Here are a few of the most important steps in evaluating your sources of equity financing. We have to emphasize that these steps apply more to angel investors although you can also apply these to venture capitalists.
Do Your Homework
Just because you have found an angel investor does not necessarily mean that he is the right one for your business. Not only are there many more angel investors in your locality but not everybody can and will address your needs. You must do your homework to determine if the shoe will fit, so to speak.
There are many benefits to researching potential investors of which the most important are:
- You can make a shortlist of the angel investors with the most potential to actually grant your request for equity financing. Even when one angel rejects your proposal, you can ask for referrals to other angels who may be interested. It must be noted that angel investors will often invest in an industry they are familiar with.
- You can make a sale pitch tailored to the personality and preferences of the angel investor. We don’t recommend making the same sales pitch to all angel investors in the same way that you don’t give the same cover letter to different employers.
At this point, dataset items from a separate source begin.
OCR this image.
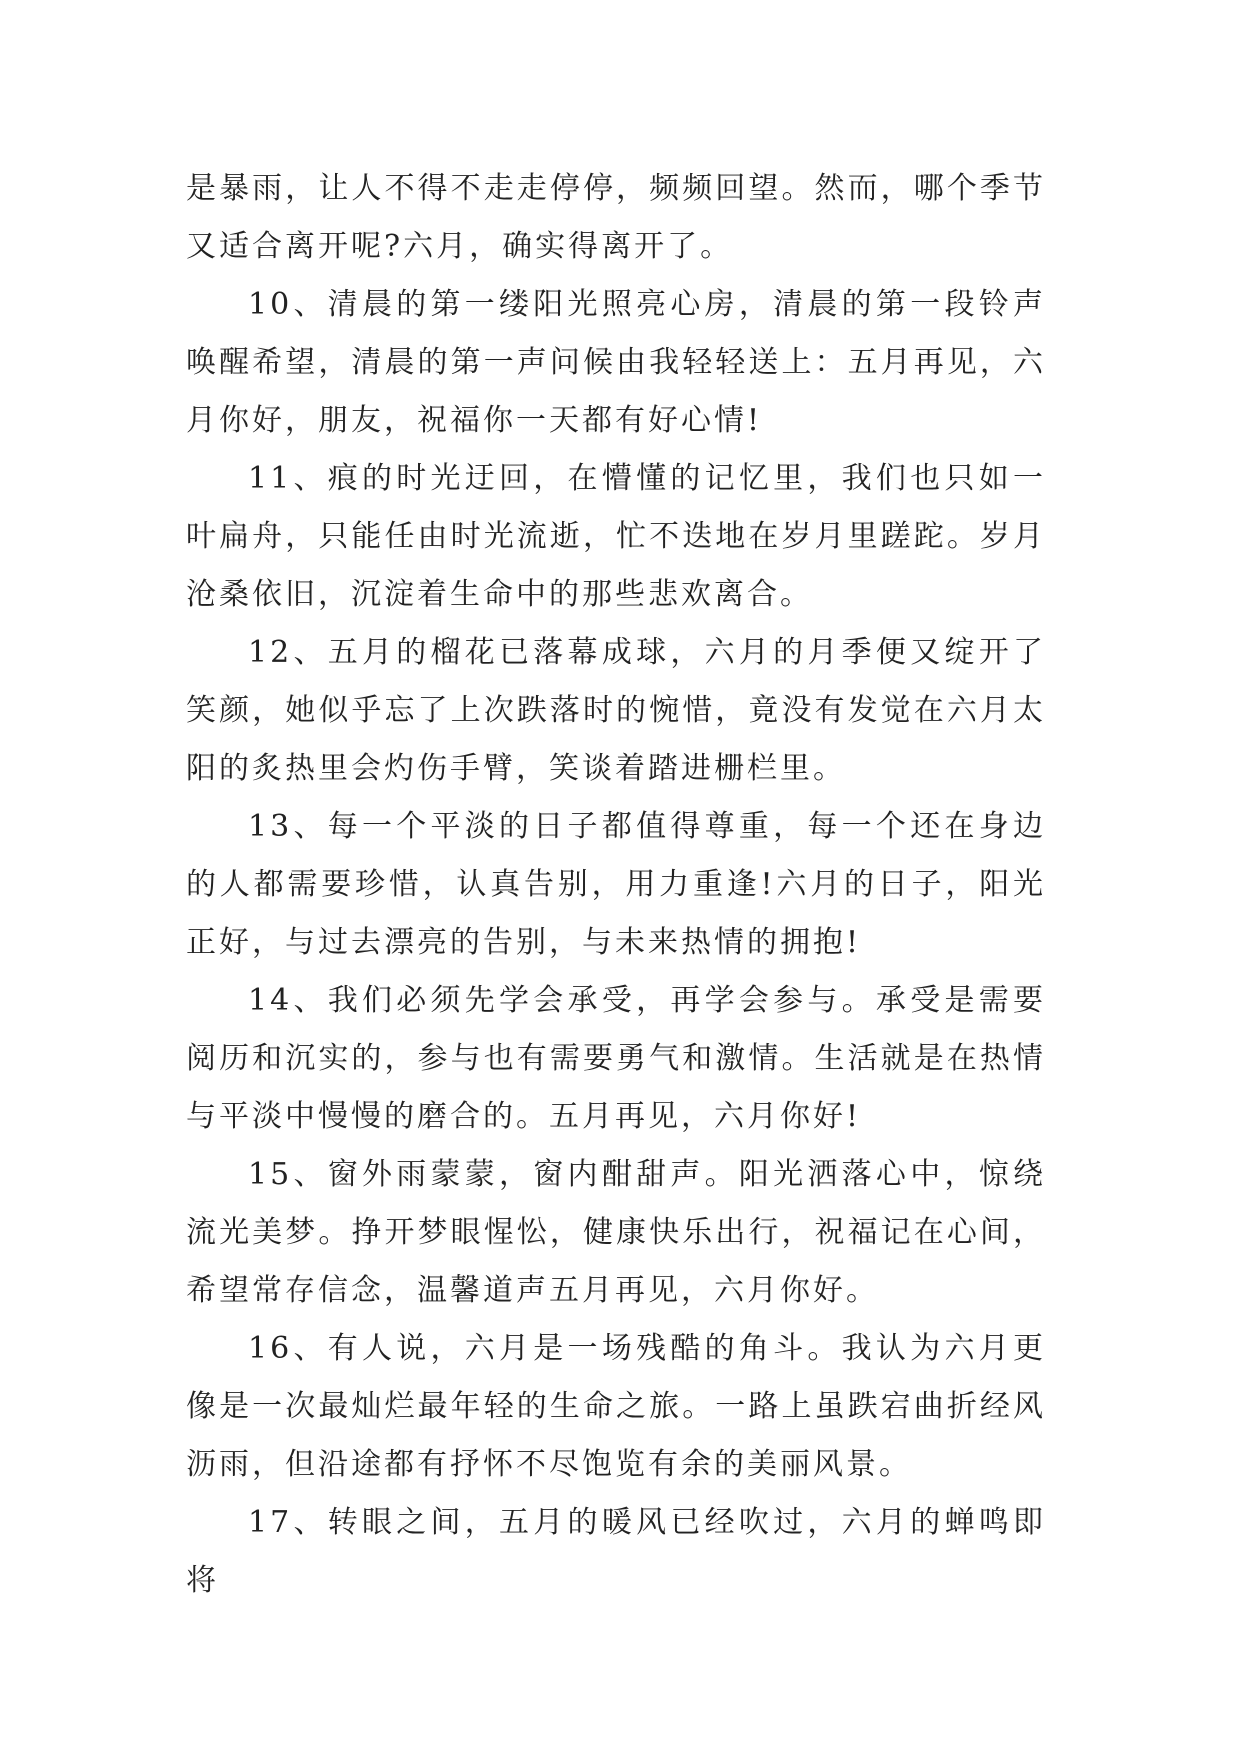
是暴雨，让人不得不走走停停，频频回望。然而，哪个季节又适合离开呢?六月，确实得离开了。

10、清晨的第一缕阳光照亮心房，清晨的第一段铃声唤醒希望，清晨的第一声问候由我轻轻送上：五月再见，六月你好，朋友，祝福你一天都有好心情!

11、痕的时光迂回，在懵懂的记忆里，我们也只如一叶扁舟，只能任由时光流逝，忙不迭地在岁月里蹉跎。岁月沧桑依旧，沉淀着生命中的那些悲欢离合。

12、五月的榴花已落幕成球，六月的月季便又绽开了笑颜，她似乎忘了上次跌落时的惋惜，竟没有发觉在六月太阳的炙热里会灼伤手臂，笑谈着踏进栅栏里。

13、每一个平淡的日子都值得尊重，每一个还在身边的人都需要珍惜，认真告别，用力重逢!六月的日子，阳光正好，与过去漂亮的告别，与未来热情的拥抱!

14、我们必须先学会承受，再学会参与。承受是需要阅历和沉实的，参与也有需要勇气和激情。生活就是在热情与平淡中慢慢的磨合的。五月再见，六月你好!

15、窗外雨蒙蒙，窗内酣甜声。阳光洒落心中，惊绕流光美梦。挣开梦眼惺忪，健康快乐出行，祝福记在心间，希望常存信念，温馨道声五月再见，六月你好。

16、有人说，六月是一场残酷的角斗。我认为六月更像是一次最灿烂最年轻的生命之旅。一路上虽跌宕曲折经风沥雨，但沿途都有抒怀不尽饱览有余的美丽风景。

17、转眼之间，五月的暖风已经吹过，六月的蝉鸣即将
With the information on hand, you can then determine if are willing to work with the angel investors. Remember that angels have the right to actively get involve in your company so if you feel uncomfortable with their management style, you should back out as early as possible.
Do Ask Questions
In the course of your research and during the business presentation itself, you should learn to ask questions. You are, after all, an active partner in the enterprise, not to mention that you are projecting a good leadership capacity that all investors desire to see in their partners.
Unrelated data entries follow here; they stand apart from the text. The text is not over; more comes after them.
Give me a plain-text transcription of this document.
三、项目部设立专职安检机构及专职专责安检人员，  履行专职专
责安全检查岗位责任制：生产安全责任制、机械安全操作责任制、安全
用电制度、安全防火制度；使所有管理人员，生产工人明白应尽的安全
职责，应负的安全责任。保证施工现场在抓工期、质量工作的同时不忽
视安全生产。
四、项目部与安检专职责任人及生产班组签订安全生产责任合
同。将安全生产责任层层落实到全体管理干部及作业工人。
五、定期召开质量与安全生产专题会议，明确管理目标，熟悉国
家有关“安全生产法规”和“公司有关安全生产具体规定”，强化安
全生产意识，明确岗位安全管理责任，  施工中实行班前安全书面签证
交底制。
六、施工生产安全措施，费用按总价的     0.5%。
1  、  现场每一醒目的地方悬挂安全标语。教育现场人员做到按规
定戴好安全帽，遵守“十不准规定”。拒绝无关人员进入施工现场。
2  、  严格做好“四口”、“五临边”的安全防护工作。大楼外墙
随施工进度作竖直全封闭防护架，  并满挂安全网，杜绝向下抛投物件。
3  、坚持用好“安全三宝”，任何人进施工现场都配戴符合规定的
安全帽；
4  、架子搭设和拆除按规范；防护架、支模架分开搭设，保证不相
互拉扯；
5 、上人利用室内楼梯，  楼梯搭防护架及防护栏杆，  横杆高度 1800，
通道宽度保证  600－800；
What kind of questions can you ask? We suggest the following set:
- What companies have the angel investors been involved with and how do these investments relate to your company?
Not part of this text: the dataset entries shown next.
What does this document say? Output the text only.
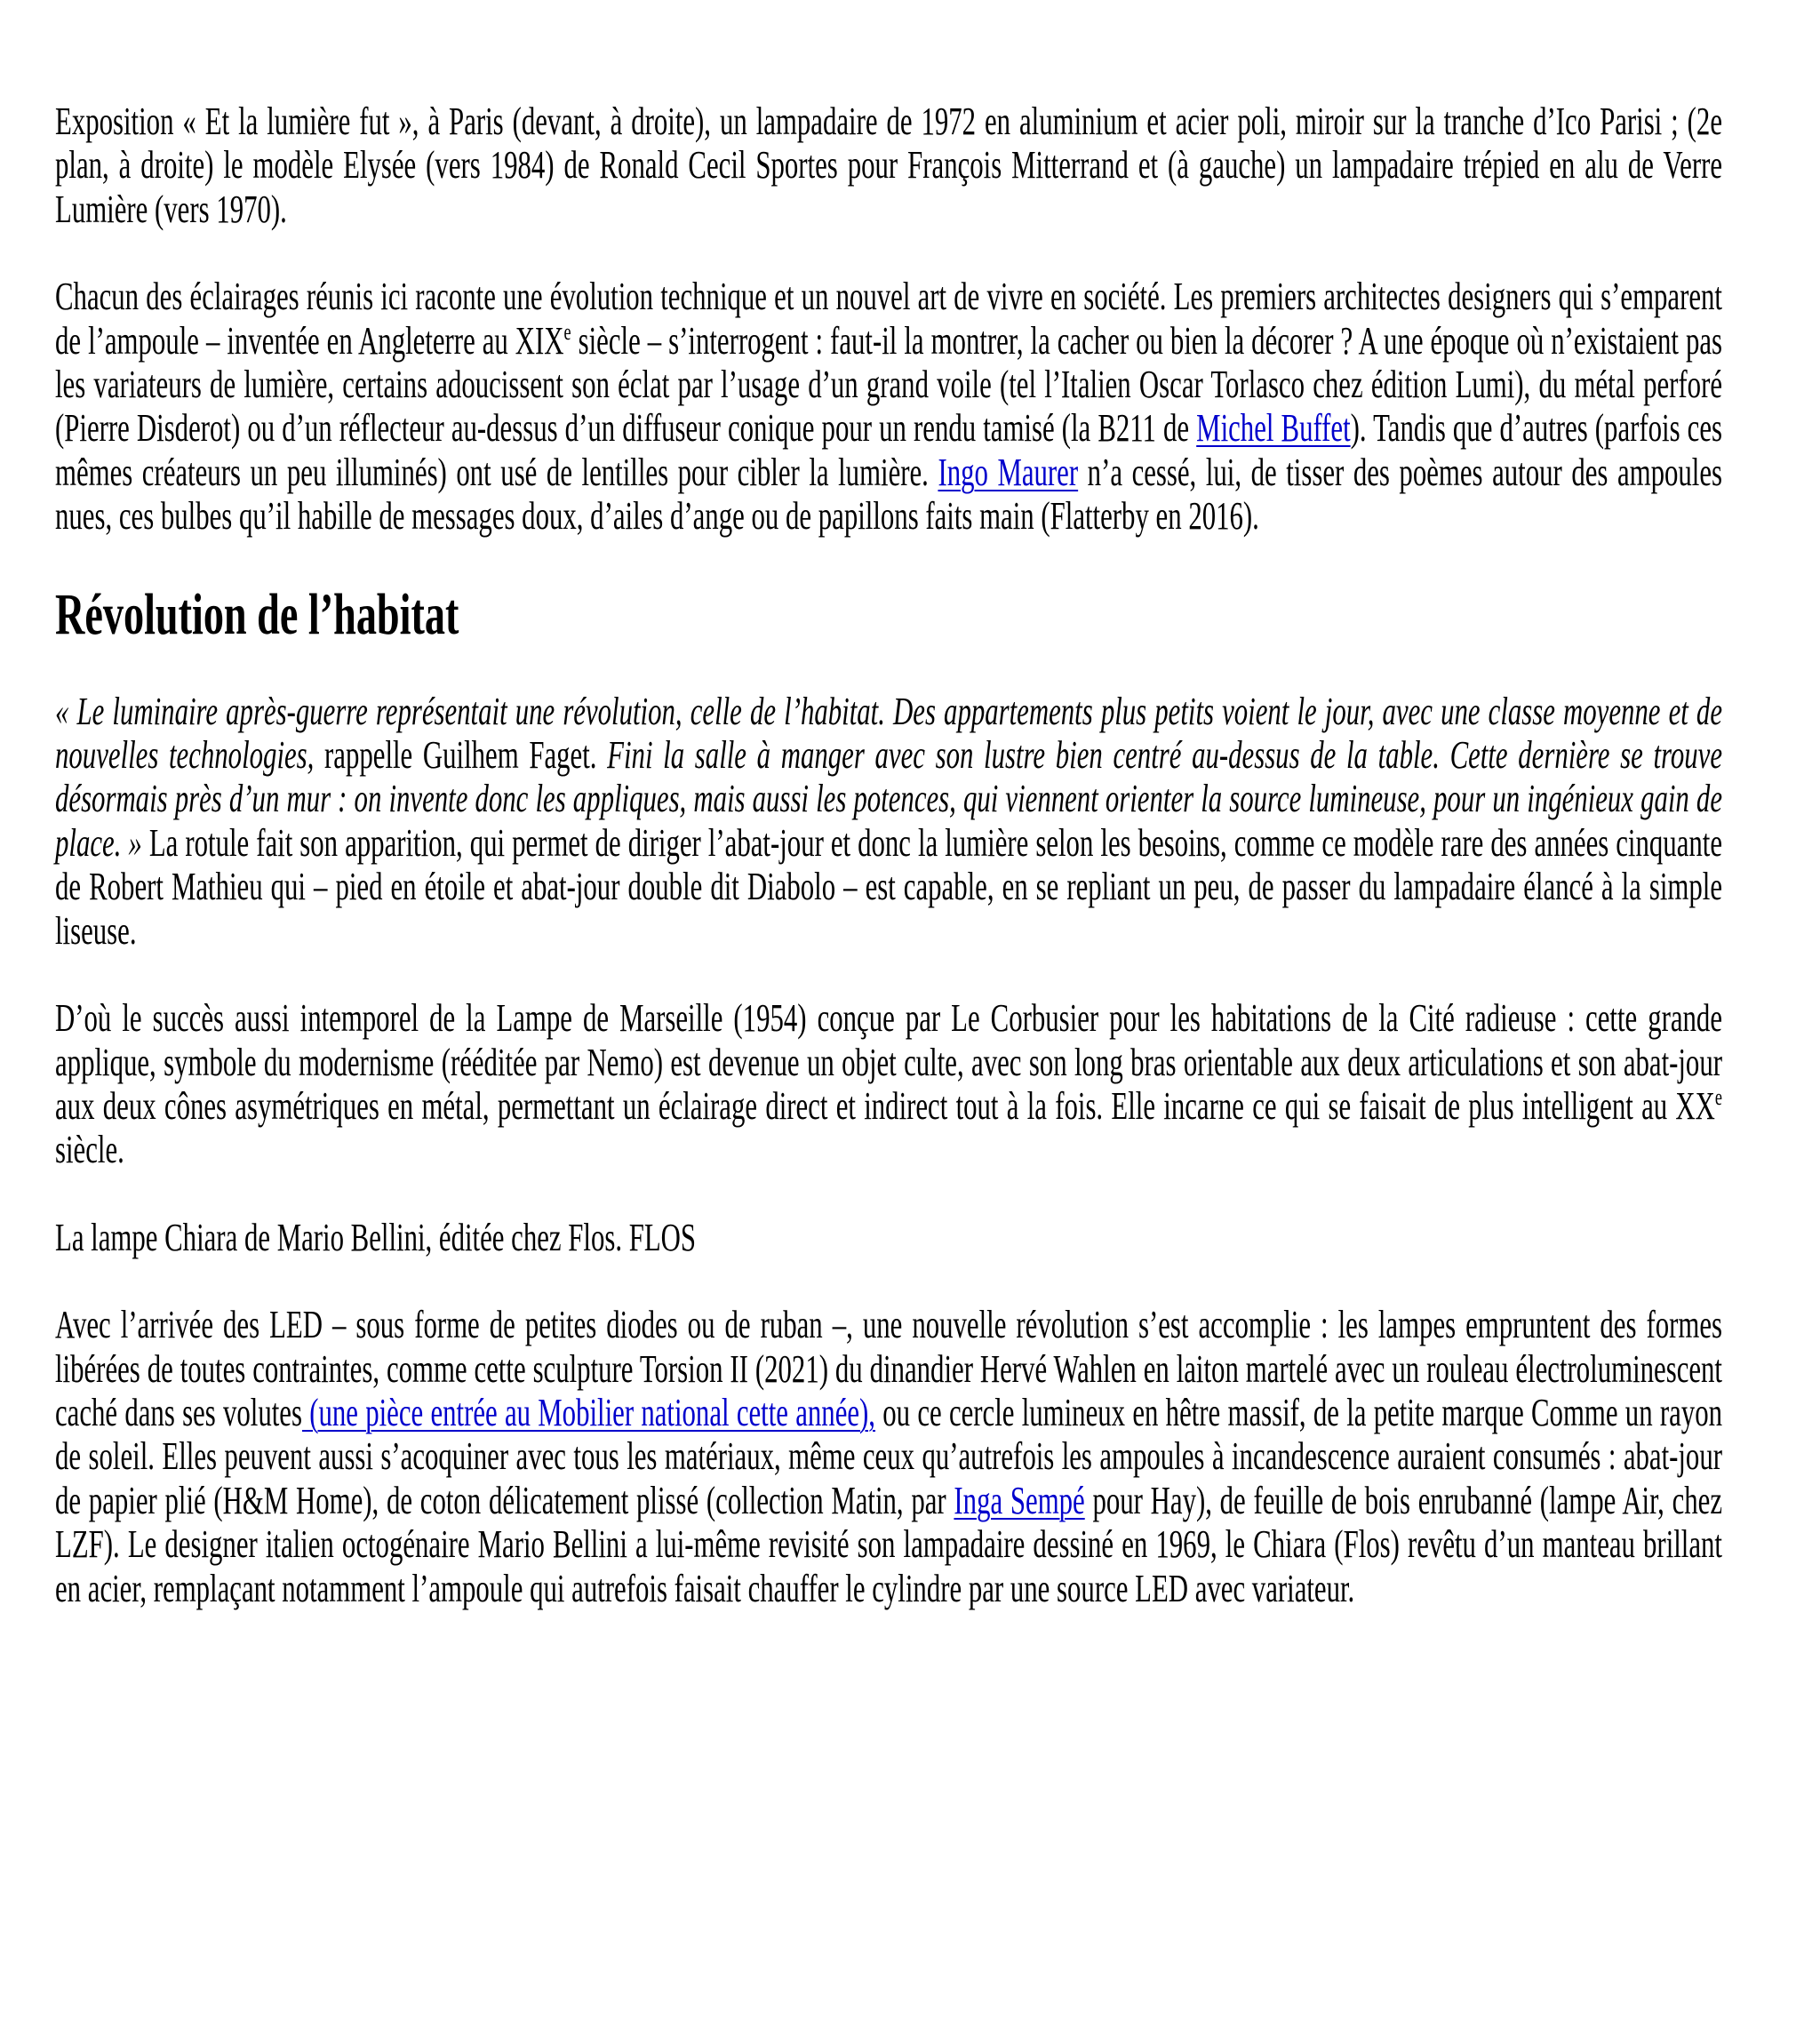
Exposition « Et la lumière fut », à Paris (devant, à droite), un lampadaire de 1972 en aluminium et acier poli, miroir sur la tranche d’Ico Parisi ; (2e plan, à droite) le modèle Elysée (vers 1984) de Ronald Cecil Sportes pour François Mitterrand et (à gauche) un lampadaire trépied en alu de Verre Lumière (vers 1970).

Chacun des éclairages réunis ici raconte une évolution technique et un nouvel art de vivre en société. Les premiers architectes designers qui s’emparent de l’ampoule – inventée en Angleterre au XIXe siècle – s’interrogent : faut-il la montrer, la cacher ou bien la décorer ? A une époque où n’existaient pas les variateurs de lumière, certains adoucissent son éclat par l’usage d’un grand voile (tel l’Italien Oscar Torlasco chez édition Lumi), du métal perforé (Pierre Disderot) ou d’un réflecteur au-dessus d’un diffuseur conique pour un rendu tamisé (la B211 de Michel Buffet). Tandis que d’autres (parfois ces mêmes créateurs un peu illuminés) ont usé de lentilles pour cibler la lumière. Ingo Maurer n’a cessé, lui, de tisser des poèmes autour des ampoules nues, ces bulbes qu’il habille de messages doux, d’ailes d’ange ou de papillons faits main (Flatterby en 2016).

Révolution de l’habitat

« Le luminaire après-guerre représentait une révolution, celle de l’habitat. Des appartements plus petits voient le jour, avec une classe moyenne et de nouvelles technologies, rappelle Guilhem Faget. Fini la salle à manger avec son lustre bien centré au-dessus de la table. Cette dernière se trouve désormais près d’un mur : on invente donc les appliques, mais aussi les potences, qui viennent orienter la source lumineuse, pour un ingénieux gain de place. » La rotule fait son apparition, qui permet de diriger l’abat-jour et donc la lumière selon les besoins, comme ce modèle rare des années cinquante de Robert Mathieu qui – pied en étoile et abat-jour double dit Diabolo – est capable, en se repliant un peu, de passer du lampadaire élancé à la simple liseuse.

D’où le succès aussi intemporel de la Lampe de Marseille (1954) conçue par Le Corbusier pour les habitations de la Cité radieuse : cette grande applique, symbole du modernisme (rééditée par Nemo) est devenue un objet culte, avec son long bras orientable aux deux articulations et son abat-jour aux deux cônes asymétriques en métal, permettant un éclairage direct et indirect tout à la fois. Elle incarne ce qui se faisait de plus intelligent au XXe siècle.

La lampe Chiara de Mario Bellini, éditée chez Flos. FLOS

Avec l’arrivée des LED – sous forme de petites diodes ou de ruban –, une nouvelle révolution s’est accomplie : les lampes empruntent des formes libérées de toutes contraintes, comme cette sculpture Torsion II (2021) du dinandier Hervé Wahlen en laiton martelé avec un rouleau électroluminescent caché dans ses volutes (une pièce entrée au Mobilier national cette année), ou ce cercle lumineux en hêtre massif, de la petite marque Comme un rayon de soleil. Elles peuvent aussi s’acoquiner avec tous les matériaux, même ceux qu’autrefois les ampoules à incandescence auraient consumés : abat-jour de papier plié (H&M Home), de coton délicatement plissé (collection Matin, par Inga Sempé pour Hay), de feuille de bois enrubanné (lampe Air, chez LZF). Le designer italien octogénaire Mario Bellini a lui-même revisité son lampadaire dessiné en 1969, le Chiara (Flos) revêtu d’un manteau brillant en acier, remplaçant notamment l’ampoule qui autrefois faisait chauffer le cylindre par une source LED avec variateur.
- What kinds of assistance and level of involvement do the angel investors demand from the company? Can you work with these demands?
- What other possible expectations do the angel investors have aside from the monetary aspect? (This is a valid question since not all angels are in it solely for the money but do ask subtly)
You will discover that equity financing is better than debt financing but only when you can build a strong professional relationship with angel investors and venture capitalists. Start now and see what happens.